Dúvidas frequentes sobre golpes em lojas virtuais
O atraso na entrega é crime?
Não automaticamente. O atraso normalmente gera consequências contratuais e consumeristas. Pode haver crime quando estiver inserido em uma fraude destinada a obter pagamentos sem intenção de cumprir a oferta.
Uma loja de dropshipping pode cometer estelionato?
Pode, se utilizar fraude para receber valores e não tiver intenção de providenciar os produtos. A utilização legítima do dropshipping, porém, não constitui crime.
Publicidade enganosa pode gerar prisão?
O CDC prevê crimes relacionados a informações falsas e publicidade enganosa, com penas de detenção e multa. A condenação depende de investigação e processo penal.
O Procon pode determinar prisão ou prestação de serviços?
Não. O Procon aplica sanções administrativas. Penas criminais dependem da atuação das autoridades competentes e de decisão judicial.

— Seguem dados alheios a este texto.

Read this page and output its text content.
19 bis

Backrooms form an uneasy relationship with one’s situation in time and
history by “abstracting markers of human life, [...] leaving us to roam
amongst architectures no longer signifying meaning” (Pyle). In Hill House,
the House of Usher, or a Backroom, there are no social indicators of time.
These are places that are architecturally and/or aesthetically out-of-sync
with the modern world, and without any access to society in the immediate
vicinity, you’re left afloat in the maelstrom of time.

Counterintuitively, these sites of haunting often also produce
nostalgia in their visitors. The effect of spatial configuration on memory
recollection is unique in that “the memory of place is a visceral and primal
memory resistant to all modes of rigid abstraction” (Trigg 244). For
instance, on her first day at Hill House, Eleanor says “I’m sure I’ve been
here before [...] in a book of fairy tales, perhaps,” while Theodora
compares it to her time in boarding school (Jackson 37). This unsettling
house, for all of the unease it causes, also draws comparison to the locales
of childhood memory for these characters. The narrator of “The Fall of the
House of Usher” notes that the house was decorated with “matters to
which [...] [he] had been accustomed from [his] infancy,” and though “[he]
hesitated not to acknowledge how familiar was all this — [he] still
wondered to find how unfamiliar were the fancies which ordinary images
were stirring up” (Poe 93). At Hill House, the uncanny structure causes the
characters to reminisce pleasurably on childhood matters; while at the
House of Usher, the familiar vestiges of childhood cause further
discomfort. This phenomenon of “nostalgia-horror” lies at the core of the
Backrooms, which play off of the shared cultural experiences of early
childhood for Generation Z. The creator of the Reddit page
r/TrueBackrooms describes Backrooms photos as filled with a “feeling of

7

O consumidor sempre tem direito a dano moral?
Não. O dano moral depende da gravidade e das consequências do caso. A restituição do valor e a reparação material possuem fundamentos próprios.
O boletim de ocorrência substitui a reclamação contra o vendedor?
Não. O boletim comunica a possível infração criminal. A restituição, o cancelamento e a responsabilidade civil podem exigir reclamação administrativa ou medida judicial.
Comprar fora do sistema do marketplace aumenta o risco?
Sim. Pagamentos e conversas realizados fora dos canais oficiais podem afastar mecanismos de proteção e dificultar a responsabilização da plataforma.
Conclusão
A não entrega de um produto adquirido online não caracteriza automaticamente estelionato. Falhas de estoque, logística ou fornecimento podem representar inadimplemento contratual e gerar responsabilidade civil e administrativa.
A situação pode adquirir relevância criminal quando o vendedor utiliza fraude para receber o pagamento, sem intenção de entregar a mercadoria. Lojas fictícias, anúncios de produtos inexistentes e comprovantes falsos são elementos que podem indicar esse cenário.
O consumidor deve preservar o anúncio, os comprovantes e as comunicações, além de utilizar os canais do vendedor, da plataforma, do Procon e das autoridades policiais conforme a natureza do caso.
Este conteúdo possui caráter exclusivamente informativo e não substitui a análise individual dos anúncios, das operações financeiras, das comunicações e das circunstâncias relacionadas à não entrega.